Another reader of northjersey.com -- a former restaurateur -- has commented on The Record of Woodland Park's decision to drop restaurant health ratings (see previous post):
Friday December 3, 2010, 4:42 PM - JuliaEnerson says:
I think this is a perfect opportunity for The Record to educate its readers about "what's behind those health inspection ratings", instead of not publishing them. True, the reports to The Record don't indicate why an establishment got a Conditional; however, neither does the placard in an establishment have anything other than the rating - up front. Any customer at any time can request to read the REHS' report and the establishment must have it readily available (usually kept in the frame with the rating). Also, an establishment should be proactive in explaining to its clientele what may have been the reason behind a less than Satisfactory rating. At the same time, a conditional is "the first violation of State Health laws" and does not include GROSS violations, such as vermin infestation, which usually call for either voluntary shut-down or a court-order mandate. Most conditionals are due to refrigeration temps, often off by one degree and easily fixed for the subsequent reinspection. I've always been more concerned about the 'conditional on reinspection' establishments, and Unsatisfactory is a no brainer. As a former restaurant owner (and yes, I got a conditional just once - and for the aforementioned refrigeration temp off), I think The Record should continue to publish Health Inspection reports AND explain in more detail what the ratings mean AND add "If you have specific concerns or questions about an establishment listed here, please contact them directly."

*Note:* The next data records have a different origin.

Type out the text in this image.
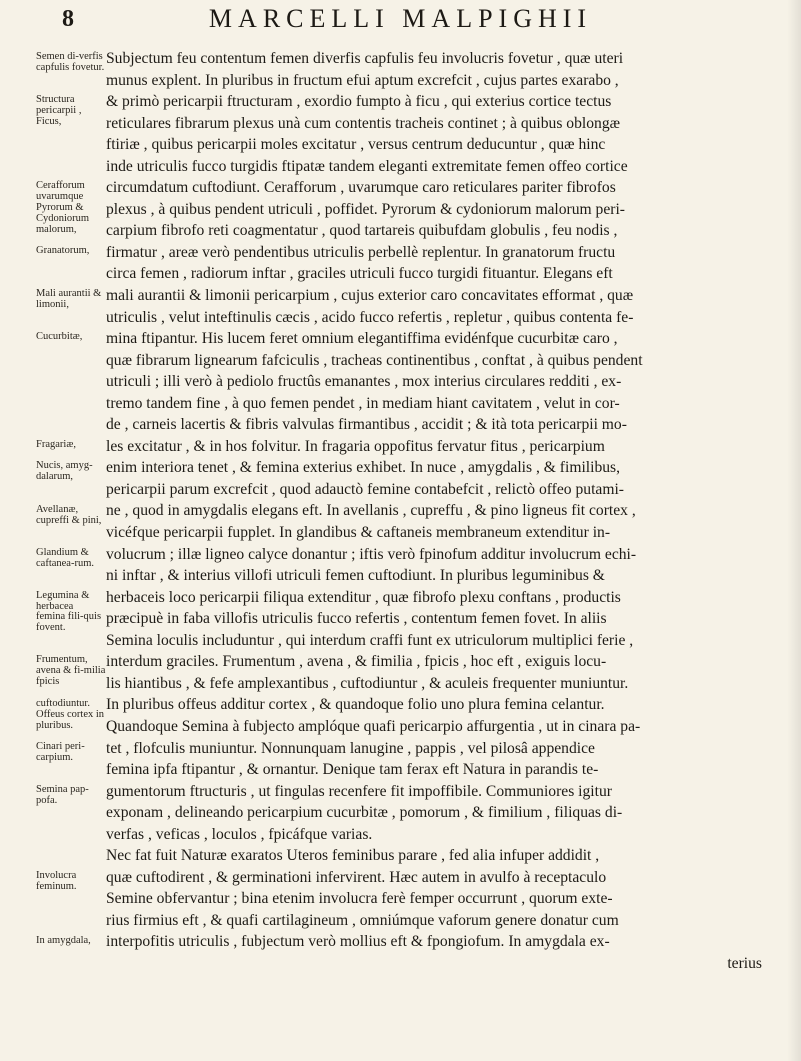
8	MARCELLI MALPIGHII
Semen di-verfis capfulis fovetur.
Structura pericarpii ,
Ficus,
Cerafforum uvarumque
Pyrorum & Cydoniorum malorum,
Granatorum,
Mali aurantii & limonii,
Cucurbitæ,
Fragariæ,
Nucis, amyg-dalarum,
Avellanæ, cupreffi & pini,
Glandium & caftanea-rum.
Legumina & herbacea
femina fili-quis fovent.
Frumentum, avena & fi-milia fpicis
cuftodiuntur. Offeus cortex in pluribus.
Cinari peri-carpium.
Semina pap-pofa.
Involucra feminum.
In amygdala,
Subjectum feu contentum femen diverfis capfulis feu involucris fovetur , quæ uteri
munus explent. In pluribus in fructum efui aptum excrefcit , cujus partes exarabo ,
& primò pericarpii ftructuram , exordio fumpto à ficu , qui exterius cortice tectus
reticulares fibrarum plexus unà cum contentis tracheis continet ; à quibus oblongæ
ftiriæ , quibus pericarpii moles excitatur , versus centrum deducuntur , quæ hinc
inde utriculis fucco turgidis ftipatæ tandem eleganti extremitate femen offeo cortice
circumdatum cuftodiunt. Cerafforum , uvarumque caro reticulares pariter fibrofos
plexus , à quibus pendent utriculi , poffidet. Pyrorum & cydoniorum malorum peri-
carpium fibrofo reti coagmentatur , quod tartareis quibufdam globulis , feu nodis ,
firmatur , areæ verò pendentibus utriculis perbellè replentur. In granatorum fructu
circa femen , radiorum inftar , graciles utriculi fucco turgidi fituantur. Elegans eft
mali aurantii & limonii pericarpium , cujus exterior caro concavitates efformat , quæ
utriculis , velut inteftinulis cæcis , acido fucco refertis , repletur , quibus contenta fe-
mina ftipantur. His lucem feret omnium elegantiffima evidénfque cucurbitæ caro ,
quæ fibrarum lignearum fafciculis , tracheas continentibus , conftat , à quibus pendent
utriculi ; illi verò à pediolo fructûs emanantes , mox interius circulares redditi , ex-
tremo tandem fine , à quo femen pendet , in mediam hiant cavitatem , velut in cor-
de , carneis lacertis & fibris valvulas firmantibus , accidit ; & ità tota pericarpii mo-
les excitatur , & in hos folvitur. In fragaria oppofitus fervatur fitus , pericarpium
enim interiora tenet , & femina exterius exhibet. In nuce , amygdalis , & fimilibus,
pericarpii parum excrefcit , quod adauctò femine contabefcit , relictò offeo putami-
ne , quod in amygdalis elegans eft. In avellanis , cupreffu , & pino ligneus fit cortex ,
vicéfque pericarpii fupplet. In glandibus & caftaneis membraneum extenditur in-
volucrum ; illæ ligneo calyce donantur ; iftis verò fpinofum additur involucrum echi-
ni inftar , & interius villofi utriculi femen cuftodiunt. In pluribus leguminibus &
herbaceis loco pericarpii filiqua extenditur , quæ fibrofo plexu conftans , productis
præcipuè in faba villofis utriculis fucco refertis , contentum femen fovet. In aliis
Semina loculis includuntur , qui interdum craffi funt ex utriculorum multiplici ferie ,
interdum graciles. Frumentum , avena , & fimilia , fpicis , hoc eft , exiguis locu-
lis hiantibus , & fefe amplexantibus , cuftodiuntur , & aculeis frequenter muniuntur.
In pluribus offeus additur cortex , & quandoque folio uno plura femina celantur.
Quandoque Semina à fubjecto amplóque quafi pericarpio affurgentia , ut in cinara pa-
tet , flofculis muniuntur. Nonnunquam lanugine , pappis , vel pilosâ appendice
femina ipfa ftipantur , & ornantur. Denique tam ferax eft Natura in parandis te-
gumentorum ftructuris , ut fingulas recenfere fit impoffibile. Communiores igitur
exponam , delineando pericarpium cucurbitæ , pomorum , & fimilium , filiquas di-
verfas , veficas , loculos , fpicáfque varias.
Nec fat fuit Naturæ exaratos Uteros feminibus parare , fed alia infuper addidit ,
quæ cuftodirent , & germinationi infervirent. Hæc autem in avulfo à receptaculo
Semine obfervantur ; bina etenim involucra ferè femper occurrunt , quorum exte-
rius firmius eft , & quafi cartilagineum , omniúmque vaforum genere donatur cum
interpofitis utriculis , fubjectum verò mollius eft & fpongiofum. In amygdala ex-
terius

The newspaper has always regarded health inspections as unimportant, and for years ran the list far from restaurant reviews and restaurant advertising.
The job of assembling it was left to a news clerk, who worked from faxes sent in by health departments, many of which refused to cooperate.
But the health ratings are important to any reader who eats out regularly, and they serve to keep restaurant owners honest.
Head Assignment Editor Deirdre Sykes should have directed municipal reporters to visit health officials in towns that didn't send in the ratings and pick up the inspection reports. And if necessary, the newspaper should have sued towns that refused to supply the information, citing the open public records law.